Late yesterday, a Texas federal Judge issued a nationwide temporary injunction halting the Department of Labor’s (“DOL”) new overtime regulations, which were set to significantly increase the minimum salary required for the executive, administrative and professional overtime exemptions (known as the white collar exemptions). This unexpected ruling prevents the DOL from implementing the new regulations, which were set to go into effect on December 1st.
The new regulations were introduced back in May and sought to increase the minimum salary threshold from $455/week to $913/week for individuals employed in exempt executive, administrative and certain professional positions. The regulations did not modify the existing duties test, which meant that in addition to satisfying the new salary threshold the worker must continue to meet the actual duties of either an executive, administrative or professional employee to avoid any entitlement to overtime compensation. This increase was expected to impact more than 4 million workers who were anticipating either hefty salary increases or eligibility for overtime as of December 1st.
The court held that the DOL exceeded its authority when it implemented these changes. By significantly increasing the minimum salary threshold to such a high level, the court said that the DOL essentially eliminated all the remaining requirements for the exemptions since failure to meet the new salary threshold would cause a worker to be eligible for overtime regardless of what duties they actually performed.

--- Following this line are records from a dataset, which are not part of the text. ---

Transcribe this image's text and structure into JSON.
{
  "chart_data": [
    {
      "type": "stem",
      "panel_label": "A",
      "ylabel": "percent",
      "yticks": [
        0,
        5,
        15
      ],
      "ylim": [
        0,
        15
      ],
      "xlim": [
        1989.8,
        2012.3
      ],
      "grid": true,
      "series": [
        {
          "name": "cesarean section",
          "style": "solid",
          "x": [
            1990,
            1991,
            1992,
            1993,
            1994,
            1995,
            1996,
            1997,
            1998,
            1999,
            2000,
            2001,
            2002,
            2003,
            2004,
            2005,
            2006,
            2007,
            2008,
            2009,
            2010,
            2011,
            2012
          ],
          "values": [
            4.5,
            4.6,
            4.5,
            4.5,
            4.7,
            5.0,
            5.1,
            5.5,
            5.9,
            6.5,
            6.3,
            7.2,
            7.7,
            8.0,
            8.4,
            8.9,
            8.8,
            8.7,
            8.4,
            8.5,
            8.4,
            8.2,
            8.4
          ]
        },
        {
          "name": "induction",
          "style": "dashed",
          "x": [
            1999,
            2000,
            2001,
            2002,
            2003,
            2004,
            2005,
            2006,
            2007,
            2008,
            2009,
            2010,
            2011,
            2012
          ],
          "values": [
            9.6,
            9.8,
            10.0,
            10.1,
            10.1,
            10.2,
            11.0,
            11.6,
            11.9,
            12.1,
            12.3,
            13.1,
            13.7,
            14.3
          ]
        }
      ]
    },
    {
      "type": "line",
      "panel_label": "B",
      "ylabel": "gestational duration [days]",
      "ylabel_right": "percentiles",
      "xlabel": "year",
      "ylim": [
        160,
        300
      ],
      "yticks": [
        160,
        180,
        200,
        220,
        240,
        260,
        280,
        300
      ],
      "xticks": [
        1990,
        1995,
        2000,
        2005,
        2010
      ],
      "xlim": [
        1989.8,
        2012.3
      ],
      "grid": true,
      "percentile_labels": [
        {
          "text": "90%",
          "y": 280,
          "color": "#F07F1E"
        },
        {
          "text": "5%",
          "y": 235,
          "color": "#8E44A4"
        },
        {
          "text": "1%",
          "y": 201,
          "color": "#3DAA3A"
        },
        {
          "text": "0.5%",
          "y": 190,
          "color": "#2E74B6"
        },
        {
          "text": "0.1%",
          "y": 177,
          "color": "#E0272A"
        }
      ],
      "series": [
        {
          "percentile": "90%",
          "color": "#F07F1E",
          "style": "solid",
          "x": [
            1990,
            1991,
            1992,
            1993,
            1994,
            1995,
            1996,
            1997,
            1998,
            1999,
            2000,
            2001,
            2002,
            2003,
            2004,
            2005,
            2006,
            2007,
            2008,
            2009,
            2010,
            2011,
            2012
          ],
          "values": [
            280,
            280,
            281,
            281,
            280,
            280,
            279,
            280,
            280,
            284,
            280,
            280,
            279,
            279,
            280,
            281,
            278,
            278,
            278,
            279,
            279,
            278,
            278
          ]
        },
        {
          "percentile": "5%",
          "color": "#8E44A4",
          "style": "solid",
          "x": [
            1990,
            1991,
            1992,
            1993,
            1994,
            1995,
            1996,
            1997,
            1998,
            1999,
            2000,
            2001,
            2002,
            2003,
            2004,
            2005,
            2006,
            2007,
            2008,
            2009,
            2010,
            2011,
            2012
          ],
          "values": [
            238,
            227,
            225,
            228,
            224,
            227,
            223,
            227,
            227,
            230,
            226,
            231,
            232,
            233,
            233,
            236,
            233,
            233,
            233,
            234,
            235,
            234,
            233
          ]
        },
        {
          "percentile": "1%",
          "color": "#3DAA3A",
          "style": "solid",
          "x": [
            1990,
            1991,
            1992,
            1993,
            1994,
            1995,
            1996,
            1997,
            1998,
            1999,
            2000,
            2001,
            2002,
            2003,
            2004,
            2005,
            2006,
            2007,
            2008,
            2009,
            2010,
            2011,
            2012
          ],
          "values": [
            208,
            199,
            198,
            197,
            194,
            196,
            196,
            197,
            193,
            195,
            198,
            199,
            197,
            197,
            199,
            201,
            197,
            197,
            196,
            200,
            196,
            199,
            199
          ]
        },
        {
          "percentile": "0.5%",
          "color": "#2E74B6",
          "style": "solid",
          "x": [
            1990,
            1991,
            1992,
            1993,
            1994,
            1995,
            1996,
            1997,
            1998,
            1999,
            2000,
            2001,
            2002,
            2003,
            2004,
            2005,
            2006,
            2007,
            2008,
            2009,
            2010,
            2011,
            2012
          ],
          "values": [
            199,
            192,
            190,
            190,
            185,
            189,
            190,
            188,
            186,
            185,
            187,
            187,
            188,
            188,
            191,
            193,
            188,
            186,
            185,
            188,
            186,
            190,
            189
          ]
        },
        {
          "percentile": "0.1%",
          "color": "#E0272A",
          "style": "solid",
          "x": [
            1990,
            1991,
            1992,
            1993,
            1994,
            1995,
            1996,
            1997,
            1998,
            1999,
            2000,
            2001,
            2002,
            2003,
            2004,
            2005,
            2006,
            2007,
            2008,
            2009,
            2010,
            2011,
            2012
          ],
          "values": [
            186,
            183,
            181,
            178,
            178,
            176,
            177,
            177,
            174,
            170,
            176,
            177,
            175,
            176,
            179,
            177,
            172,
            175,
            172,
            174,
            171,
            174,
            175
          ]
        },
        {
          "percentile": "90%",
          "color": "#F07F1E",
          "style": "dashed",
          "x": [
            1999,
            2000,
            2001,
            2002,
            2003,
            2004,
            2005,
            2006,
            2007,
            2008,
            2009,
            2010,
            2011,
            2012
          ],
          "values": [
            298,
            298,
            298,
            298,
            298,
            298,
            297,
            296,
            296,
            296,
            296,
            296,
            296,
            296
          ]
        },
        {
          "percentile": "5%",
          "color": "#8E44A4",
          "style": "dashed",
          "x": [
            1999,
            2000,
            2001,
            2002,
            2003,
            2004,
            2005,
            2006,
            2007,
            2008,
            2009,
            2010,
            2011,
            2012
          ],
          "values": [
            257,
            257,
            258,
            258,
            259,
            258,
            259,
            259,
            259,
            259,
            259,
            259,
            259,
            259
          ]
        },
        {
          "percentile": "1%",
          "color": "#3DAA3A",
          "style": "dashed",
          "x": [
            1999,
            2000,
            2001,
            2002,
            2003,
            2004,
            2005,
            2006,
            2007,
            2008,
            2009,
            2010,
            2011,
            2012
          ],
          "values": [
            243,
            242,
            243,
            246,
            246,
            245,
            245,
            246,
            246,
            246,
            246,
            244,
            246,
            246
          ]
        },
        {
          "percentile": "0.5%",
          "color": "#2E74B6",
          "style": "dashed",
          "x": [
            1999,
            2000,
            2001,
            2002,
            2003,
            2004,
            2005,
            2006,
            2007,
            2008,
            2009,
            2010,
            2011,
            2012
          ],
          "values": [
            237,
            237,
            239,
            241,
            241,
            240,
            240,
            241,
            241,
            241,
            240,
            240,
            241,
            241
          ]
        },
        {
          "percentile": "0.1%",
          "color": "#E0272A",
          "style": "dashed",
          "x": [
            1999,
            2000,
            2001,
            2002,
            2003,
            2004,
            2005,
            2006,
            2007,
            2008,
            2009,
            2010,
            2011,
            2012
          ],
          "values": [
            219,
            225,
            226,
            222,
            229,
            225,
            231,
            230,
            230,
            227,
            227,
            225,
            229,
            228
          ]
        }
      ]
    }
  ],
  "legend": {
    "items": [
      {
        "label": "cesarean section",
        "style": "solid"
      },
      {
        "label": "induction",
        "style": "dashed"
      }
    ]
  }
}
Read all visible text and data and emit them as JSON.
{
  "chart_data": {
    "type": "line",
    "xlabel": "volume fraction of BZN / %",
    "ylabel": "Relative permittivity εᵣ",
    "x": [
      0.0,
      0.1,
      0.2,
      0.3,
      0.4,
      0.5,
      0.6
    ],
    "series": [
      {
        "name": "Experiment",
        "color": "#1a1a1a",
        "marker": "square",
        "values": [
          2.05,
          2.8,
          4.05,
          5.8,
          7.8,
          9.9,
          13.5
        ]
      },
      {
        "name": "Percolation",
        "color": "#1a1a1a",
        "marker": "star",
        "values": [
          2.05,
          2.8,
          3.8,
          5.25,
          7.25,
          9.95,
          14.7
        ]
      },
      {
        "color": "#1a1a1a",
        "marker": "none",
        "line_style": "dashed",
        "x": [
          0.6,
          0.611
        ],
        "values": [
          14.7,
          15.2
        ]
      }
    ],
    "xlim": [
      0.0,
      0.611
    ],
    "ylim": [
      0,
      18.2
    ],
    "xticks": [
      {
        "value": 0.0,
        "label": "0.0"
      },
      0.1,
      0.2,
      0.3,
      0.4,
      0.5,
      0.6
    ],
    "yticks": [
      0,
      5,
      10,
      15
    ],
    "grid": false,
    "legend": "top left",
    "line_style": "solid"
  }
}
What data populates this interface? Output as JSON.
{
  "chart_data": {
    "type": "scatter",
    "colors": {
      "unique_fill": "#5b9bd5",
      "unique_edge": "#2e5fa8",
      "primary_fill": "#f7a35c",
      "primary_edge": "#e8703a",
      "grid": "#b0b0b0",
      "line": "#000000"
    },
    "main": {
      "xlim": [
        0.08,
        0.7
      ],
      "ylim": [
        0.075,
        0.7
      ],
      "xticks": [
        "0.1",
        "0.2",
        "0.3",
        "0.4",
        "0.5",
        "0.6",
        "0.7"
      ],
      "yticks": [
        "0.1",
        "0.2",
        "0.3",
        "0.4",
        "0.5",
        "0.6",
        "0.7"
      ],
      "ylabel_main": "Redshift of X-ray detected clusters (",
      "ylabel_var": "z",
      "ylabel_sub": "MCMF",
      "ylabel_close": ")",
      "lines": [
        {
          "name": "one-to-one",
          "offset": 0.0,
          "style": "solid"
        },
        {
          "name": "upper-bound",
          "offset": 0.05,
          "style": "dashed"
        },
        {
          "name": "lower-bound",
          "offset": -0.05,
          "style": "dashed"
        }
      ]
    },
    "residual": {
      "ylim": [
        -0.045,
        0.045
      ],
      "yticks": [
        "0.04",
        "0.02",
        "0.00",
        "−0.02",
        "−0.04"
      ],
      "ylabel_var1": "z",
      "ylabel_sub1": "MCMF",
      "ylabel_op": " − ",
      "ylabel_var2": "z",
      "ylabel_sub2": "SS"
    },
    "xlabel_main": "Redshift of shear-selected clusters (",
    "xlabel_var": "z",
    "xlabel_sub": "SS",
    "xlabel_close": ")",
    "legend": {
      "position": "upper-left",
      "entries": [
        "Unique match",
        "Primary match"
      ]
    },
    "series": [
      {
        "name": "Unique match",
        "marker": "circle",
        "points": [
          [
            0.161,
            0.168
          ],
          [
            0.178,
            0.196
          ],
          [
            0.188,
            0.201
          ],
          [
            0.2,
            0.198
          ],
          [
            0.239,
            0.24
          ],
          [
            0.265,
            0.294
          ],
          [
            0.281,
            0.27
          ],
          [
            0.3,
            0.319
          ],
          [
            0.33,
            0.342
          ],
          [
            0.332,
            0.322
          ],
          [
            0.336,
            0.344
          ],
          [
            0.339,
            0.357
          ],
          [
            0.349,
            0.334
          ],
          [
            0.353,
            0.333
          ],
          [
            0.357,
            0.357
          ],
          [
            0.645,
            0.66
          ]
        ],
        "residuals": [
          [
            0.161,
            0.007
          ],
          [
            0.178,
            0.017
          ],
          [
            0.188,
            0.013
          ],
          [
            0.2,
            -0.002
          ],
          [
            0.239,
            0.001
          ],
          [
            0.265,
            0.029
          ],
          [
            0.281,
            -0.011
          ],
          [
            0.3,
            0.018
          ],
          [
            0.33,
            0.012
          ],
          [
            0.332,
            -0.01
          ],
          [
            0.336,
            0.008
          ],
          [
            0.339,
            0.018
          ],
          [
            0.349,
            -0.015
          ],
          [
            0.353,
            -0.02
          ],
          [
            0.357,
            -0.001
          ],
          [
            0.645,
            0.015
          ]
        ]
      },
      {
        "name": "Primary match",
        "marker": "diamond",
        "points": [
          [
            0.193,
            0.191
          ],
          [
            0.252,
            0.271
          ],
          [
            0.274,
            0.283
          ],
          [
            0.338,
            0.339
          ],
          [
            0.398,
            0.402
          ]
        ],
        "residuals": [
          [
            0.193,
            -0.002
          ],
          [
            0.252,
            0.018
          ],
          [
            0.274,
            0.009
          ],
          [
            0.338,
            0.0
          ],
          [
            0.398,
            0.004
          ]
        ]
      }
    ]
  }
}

The court found that this action exceeded the DOL’s authority and ignored Congress’s intent that it shall be the worker’s duties that will primarily govern whether the exemption has been met.
It is important to note that this ruling does not overturn the new regulations; rather, it merely puts the implementation of these regulations on hold until further review. It is possible that this same Judge or an appellate court could overturn the temporary injunction after further review on the merits. It is now up to the DOL to decide if it wishes to appeal or attempt to overturn this decision, a process that can take several more months. With appeals pushing off possible implementation into the next presidential term, it is unclear what, if anything will happen to the new regulations.
So, what are employers to do now? Many companies had already reclassified many of its workers or advised employees of future salary increases in light of the anticipated December 1st deadline. Do you take it all back? Or, do you proceed forward as planned? What about employee morale? These are all difficult business decisions that every company must make based on their own workforce. In some cases, it may be best to move forward with the changes if there were concerns about potential misclassification of employees and to avoid employee morale issues. This may particularly be the case if you are concerned about potential union organizing. For other companies where workers were being reclassified with no pay increases or other economic impact, you may be able to retract the changes with little effect to employee morale. With that said, you should consult with an employment attorney as we are all now navigating through uncharted territory.